The usual craziness last Sunday drove me to consider updating the bracketology methods that Gib
Bassett and I described here:
http://www.tandfonline.com/doi/abs/10.1198/jbes.2009.07093#.Uys1PVxTq6Q

Since the Intel (Kaggle.com) contest had reasonable looking data structures, it was reasonably
straightforward to modify my old R software to do 2013-14 version of what we had done
earlier for 2003-4.  The Kaggle competition wanted submissions that made probability estimates
for all 2278 possible match ups for this years tournament.  Our approach was to estimate a
pairwise comparison model for team scores for the entire pre-tournament season  for a relatively
fine grid of tau values -- by (what else?) quantile regression.  The resulting QR models have a
design matrix that is 10724 by 704, but are very sparse so on a grid 1:199/200 the estimation
can all be done in about a minute on my desktop machine.  Then comes the fun of simulating
tournament brackets, and estimating probabilities.  For any pairing, ij,  we have an estimated
quantile function for team i's score and another estimated quantile function for team j's score.
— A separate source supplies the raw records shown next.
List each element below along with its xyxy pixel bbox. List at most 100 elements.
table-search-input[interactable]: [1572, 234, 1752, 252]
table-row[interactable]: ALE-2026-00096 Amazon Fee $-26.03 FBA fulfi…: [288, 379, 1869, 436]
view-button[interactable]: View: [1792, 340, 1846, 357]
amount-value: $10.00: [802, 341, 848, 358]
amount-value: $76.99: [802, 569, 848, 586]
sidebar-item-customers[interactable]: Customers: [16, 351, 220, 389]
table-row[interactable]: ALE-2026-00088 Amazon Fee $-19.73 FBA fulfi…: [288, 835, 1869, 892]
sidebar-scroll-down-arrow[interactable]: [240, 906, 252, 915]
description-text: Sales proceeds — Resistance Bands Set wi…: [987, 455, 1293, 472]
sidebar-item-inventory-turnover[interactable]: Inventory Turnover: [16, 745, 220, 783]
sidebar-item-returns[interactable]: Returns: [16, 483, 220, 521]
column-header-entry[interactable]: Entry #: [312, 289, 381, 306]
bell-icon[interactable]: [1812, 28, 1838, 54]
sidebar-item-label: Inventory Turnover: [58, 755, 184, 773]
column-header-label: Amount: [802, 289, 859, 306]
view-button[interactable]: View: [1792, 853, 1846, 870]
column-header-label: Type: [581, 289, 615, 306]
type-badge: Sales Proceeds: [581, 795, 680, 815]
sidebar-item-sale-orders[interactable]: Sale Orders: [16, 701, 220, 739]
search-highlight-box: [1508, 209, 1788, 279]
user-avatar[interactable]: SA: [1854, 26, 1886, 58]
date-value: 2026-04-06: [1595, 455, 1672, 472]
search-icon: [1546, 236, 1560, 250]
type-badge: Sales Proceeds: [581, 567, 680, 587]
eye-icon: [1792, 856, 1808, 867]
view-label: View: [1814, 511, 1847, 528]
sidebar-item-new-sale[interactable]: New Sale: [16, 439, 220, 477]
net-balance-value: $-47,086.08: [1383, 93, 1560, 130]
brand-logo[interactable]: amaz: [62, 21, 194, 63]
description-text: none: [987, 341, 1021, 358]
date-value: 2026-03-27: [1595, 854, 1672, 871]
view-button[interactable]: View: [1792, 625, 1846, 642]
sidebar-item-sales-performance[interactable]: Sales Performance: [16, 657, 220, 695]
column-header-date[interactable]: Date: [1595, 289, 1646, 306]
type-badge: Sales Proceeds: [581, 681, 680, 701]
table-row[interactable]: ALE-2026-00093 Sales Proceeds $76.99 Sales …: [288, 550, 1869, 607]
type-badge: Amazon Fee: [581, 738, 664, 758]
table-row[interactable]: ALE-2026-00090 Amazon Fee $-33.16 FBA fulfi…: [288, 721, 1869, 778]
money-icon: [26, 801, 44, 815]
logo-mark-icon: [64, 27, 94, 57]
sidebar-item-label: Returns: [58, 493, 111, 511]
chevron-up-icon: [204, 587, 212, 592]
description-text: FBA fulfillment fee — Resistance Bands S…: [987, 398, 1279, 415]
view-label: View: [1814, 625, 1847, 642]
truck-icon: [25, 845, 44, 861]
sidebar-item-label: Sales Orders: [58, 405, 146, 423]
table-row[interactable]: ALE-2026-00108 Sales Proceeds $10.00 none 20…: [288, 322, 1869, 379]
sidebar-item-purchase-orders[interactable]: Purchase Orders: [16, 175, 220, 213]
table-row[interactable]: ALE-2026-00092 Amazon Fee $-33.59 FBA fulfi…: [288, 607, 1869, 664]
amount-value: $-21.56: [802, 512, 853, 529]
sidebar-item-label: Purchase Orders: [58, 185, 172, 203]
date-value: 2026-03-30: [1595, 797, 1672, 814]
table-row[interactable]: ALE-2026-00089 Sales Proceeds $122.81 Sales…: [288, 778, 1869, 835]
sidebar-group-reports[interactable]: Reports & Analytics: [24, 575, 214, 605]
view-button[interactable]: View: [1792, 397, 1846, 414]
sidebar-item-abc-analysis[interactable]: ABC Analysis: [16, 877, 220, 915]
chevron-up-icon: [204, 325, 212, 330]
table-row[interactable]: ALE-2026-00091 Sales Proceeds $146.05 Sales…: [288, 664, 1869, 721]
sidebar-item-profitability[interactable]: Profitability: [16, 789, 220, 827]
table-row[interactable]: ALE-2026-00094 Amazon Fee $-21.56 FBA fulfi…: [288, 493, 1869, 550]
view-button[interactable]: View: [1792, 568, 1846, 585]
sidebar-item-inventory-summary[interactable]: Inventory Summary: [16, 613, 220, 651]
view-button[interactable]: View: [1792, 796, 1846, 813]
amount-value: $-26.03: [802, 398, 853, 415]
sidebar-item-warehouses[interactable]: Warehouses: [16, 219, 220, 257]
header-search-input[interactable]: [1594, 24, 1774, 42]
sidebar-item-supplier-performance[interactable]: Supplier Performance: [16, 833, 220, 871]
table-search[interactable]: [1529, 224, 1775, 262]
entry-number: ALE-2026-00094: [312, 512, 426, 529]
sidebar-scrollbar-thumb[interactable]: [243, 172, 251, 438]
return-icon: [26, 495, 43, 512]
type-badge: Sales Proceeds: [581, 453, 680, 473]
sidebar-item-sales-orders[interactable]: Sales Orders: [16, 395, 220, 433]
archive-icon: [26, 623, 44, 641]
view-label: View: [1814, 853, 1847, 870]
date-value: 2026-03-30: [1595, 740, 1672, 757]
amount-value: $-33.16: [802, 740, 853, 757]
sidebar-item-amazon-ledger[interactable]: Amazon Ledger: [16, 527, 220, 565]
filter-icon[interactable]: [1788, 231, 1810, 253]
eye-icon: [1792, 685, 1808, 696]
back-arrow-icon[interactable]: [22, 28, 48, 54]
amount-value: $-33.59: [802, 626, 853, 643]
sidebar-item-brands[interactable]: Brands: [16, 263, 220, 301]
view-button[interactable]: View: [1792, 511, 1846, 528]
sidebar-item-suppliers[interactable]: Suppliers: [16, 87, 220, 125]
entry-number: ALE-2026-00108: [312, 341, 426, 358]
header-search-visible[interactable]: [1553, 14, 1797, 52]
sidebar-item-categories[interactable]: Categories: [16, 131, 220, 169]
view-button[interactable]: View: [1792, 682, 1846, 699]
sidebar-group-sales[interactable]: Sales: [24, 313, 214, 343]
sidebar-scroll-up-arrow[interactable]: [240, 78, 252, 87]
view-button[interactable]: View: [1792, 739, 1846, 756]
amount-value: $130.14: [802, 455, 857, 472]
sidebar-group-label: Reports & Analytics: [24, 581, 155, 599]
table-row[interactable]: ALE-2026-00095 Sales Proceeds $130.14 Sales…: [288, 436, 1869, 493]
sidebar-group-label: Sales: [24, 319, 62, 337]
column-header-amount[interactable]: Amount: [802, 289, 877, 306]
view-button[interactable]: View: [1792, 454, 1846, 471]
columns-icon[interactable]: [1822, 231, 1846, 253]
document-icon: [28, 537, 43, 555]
Yesterday afternoon as the deadline for the Intel contest loomed closer and closer, I lost focus
and decided to compute probability estimates based on what one might call the comonotonic
copula -- that is under the assumption that if in our hypothetical game team i achieves quantile
tau in its scoring performance, then team j will also achieve quantile tau performance in this
game.  Thus, if team i's quantile function lies above the quantile function for team j,  the
predicted probability will be 1, that is we will assert that team i will always beat team j.
But clearly team i might have a bad day, when team j has a good one, so another limiting
option would be to consider an independent copula:  each team gets an independent draw
from a uniform that then gets plugged into their quantile function.  Various compromises then
suggest themselves.  In the JBES paper we used a Frank copula model that implied a Kendall
correlation of about 0.27, so mild positive correlation between performance of the two teams.
In contrast to the initial probability estimates with the comonotonic model that produced roughly
half of the 2278 phats at 0 or 1, the Frank copula model produced a much more uniform distribution
of them, as illustrated by the histogram below.  Unfortunately, this didn't occur to me until after
the deadline passed for the Intel submissions.